Columna publicada el sábado 28 de agosto de 2021 por La Tercera.

Nuestra política y nuestra institucionalidad enfrentan intensos esfuerzos de renovación. Nos movemos hacia lo desconocido. Y para darnos ánimo declaramos que lo que fue ya no volverá. Que lo haremos mejor, porque somos mejores. Sin embargo, parte de las generaciones políticas barridas por octubre son todavía jóvenes, y están esperando el derrumbe de la ilusión, que vendrá. La obscena implosión de la “Lista del pueblo” es sólo el comienzo.

Los hoy defenestrados 30 años relucen en nuestra historia como el periodo de mayor prosperidad económica y estabilidad política. Comenzamos a hablar de pobreza multidimensional recién cuando logramos superar la otra, la del hambre. Miramos ahora ese pasado como mezquino, “en la medida de lo posible”, y oteamos igualdades y prosperidades nórdicas más allá de lo posible. Nadie dice que esté mal. Pero seremos juzgados en nuestros resultados contra esas décadas. Agarrar la guitarra es más fácil que tocarla.

Es por lo mismo que las recetas de reforma y renovación son superiores a las refundacionales y revolucionarias. Son respetuosas del pasado, menos soberbias. Y más políticas: el revolucionario tiene que actuar como portador de la fórmula secreta. “El modelo”. “El otro modelo”. El reformista, en cambio, no habla como mago: promete cambios graduales y, por lo mismo, bien hechos. No saltos al vacío.

La centroderecha, en este sentido, tiene una gran oportunidad: apropiarse críticamente de lo mejor del legado de la Concertación. Hacerse herederos de un reformismo sobrio y pragmático, atento al entorno y consciente de que el desarrollo es paradójico. Y también de la legitimidad del esfuerzo con que miles de familias empujaron adelante sus sueños durante ese tiempo: sus conquistas, sus vidas, no fueron un puro engaño, como declara cierta izquierda.

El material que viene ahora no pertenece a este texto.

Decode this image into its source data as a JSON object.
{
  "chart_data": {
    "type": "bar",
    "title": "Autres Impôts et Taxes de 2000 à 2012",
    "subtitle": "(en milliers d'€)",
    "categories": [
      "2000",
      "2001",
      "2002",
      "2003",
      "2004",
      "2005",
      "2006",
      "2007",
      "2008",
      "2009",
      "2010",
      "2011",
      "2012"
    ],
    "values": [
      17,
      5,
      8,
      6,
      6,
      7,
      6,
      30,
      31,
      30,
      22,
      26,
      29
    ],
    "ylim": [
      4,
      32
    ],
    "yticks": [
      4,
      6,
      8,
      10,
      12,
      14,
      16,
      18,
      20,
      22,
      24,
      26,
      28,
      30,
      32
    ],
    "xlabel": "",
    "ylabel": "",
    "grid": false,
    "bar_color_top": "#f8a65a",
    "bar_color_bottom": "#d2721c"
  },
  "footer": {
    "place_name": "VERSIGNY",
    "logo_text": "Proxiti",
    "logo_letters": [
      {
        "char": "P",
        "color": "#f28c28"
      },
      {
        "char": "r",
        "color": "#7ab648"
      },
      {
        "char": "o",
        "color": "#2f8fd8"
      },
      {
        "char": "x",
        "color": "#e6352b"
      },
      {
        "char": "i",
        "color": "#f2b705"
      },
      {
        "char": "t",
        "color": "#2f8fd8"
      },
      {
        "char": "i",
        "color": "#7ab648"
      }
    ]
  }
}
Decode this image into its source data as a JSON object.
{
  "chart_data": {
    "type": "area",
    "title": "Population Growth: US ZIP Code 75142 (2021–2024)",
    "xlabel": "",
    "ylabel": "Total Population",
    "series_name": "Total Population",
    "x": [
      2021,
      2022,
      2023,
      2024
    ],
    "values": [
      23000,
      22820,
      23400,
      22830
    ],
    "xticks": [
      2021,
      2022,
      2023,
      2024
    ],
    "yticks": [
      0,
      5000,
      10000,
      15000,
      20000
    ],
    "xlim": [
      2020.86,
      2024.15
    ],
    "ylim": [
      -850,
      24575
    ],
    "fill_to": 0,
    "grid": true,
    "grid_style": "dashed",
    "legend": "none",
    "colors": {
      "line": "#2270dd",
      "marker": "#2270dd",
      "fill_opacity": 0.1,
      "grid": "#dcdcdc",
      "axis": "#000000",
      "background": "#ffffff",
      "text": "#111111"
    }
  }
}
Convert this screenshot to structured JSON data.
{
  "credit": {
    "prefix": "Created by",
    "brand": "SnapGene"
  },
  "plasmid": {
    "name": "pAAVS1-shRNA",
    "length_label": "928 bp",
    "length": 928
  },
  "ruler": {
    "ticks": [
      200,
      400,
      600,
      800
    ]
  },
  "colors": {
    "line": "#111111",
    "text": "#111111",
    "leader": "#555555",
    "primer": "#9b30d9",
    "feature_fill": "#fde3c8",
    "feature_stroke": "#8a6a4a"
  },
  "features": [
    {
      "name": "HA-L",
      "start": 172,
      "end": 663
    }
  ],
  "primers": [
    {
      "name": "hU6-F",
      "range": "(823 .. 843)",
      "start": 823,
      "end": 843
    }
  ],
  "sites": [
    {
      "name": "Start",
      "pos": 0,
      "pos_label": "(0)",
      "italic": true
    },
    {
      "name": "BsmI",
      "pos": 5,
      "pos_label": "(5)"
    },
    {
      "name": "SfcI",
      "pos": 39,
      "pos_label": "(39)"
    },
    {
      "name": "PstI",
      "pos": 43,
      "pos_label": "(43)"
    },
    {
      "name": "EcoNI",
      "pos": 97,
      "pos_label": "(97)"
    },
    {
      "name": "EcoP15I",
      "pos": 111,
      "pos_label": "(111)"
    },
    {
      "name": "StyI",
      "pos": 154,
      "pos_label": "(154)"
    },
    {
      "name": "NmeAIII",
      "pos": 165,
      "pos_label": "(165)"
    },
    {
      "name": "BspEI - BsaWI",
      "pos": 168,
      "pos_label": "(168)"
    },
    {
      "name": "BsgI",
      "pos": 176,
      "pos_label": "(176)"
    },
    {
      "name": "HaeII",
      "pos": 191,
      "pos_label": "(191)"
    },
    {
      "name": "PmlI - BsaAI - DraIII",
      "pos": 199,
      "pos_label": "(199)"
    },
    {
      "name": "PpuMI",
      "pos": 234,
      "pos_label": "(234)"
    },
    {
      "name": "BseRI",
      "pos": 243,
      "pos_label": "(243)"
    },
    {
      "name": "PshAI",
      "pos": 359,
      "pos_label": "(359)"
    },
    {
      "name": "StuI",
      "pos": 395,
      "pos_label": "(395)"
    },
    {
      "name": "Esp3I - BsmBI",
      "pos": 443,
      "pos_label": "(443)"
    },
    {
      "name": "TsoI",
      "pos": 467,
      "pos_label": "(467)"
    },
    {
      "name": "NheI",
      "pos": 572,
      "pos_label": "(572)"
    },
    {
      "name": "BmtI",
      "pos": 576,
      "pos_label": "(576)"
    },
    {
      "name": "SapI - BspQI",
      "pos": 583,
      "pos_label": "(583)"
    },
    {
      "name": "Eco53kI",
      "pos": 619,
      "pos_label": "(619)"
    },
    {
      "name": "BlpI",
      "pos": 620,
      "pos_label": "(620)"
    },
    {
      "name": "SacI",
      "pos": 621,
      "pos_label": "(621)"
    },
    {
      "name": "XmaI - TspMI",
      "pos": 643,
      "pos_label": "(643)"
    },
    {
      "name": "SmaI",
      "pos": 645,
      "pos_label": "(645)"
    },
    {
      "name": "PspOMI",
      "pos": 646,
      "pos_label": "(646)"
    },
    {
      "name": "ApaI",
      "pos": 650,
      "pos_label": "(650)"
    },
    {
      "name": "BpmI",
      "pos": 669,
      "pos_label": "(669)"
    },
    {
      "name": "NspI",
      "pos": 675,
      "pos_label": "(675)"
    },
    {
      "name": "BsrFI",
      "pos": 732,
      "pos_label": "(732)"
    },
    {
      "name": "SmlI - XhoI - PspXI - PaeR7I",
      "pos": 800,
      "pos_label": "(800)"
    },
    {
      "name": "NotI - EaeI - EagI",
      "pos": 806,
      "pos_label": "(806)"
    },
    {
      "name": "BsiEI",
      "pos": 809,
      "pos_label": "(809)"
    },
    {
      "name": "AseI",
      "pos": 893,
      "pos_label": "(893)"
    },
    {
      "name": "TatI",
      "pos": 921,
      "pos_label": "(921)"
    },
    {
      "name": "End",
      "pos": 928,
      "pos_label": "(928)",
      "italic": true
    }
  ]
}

Pero para lograr ese objetivo este sector debe volver a pensar y hablar políticamente. Y ello exige enterrar lo que queda del discurso revolucionario de la dictadura, que los hizo pasar décadas atajando cualquier reforma por motivos genéricos, así como a gobernar dos periodos con logros de gestión (reconstrucción y vacunación) y horrorosos resultados políticos.

La pretensión de hablar desde “el sentido común” y encargarse de “los problemas reales de la gente” con supuesto “sentido de urgencia” se tiene que terminar. No es un discurso buena onda: es el eco de un régimen autoritario que no reconoce el disenso legítimo, sino que intenta expulsar la política declarando que son “puras peleas” (o “puras ideas”, “puro escritorio”), mientras que ellos, en conexión mística con “la calle”, saben lo que debe hacerse.

Ahora que tantos en la izquierda se despolitizan y hablan con la huasca en la mano, es momento de que la centroderecha tire la suya lejos. Cada vez es más claro que la gran lucha de nuestra era no será entre “neoliberales” y “antineoliberales”, sino entre políticos y autoritarios, entre pluralistas y canceladores, entre republicanos (reales) e identitarios facciosos. Si la centroderecha elige bien en estas disyuntivas, podrá ofrecerle a nuestra democracia un camino de reformas responsables para consolidar su clase media, en vez de simplemente otra alternativa gritona de naufragio.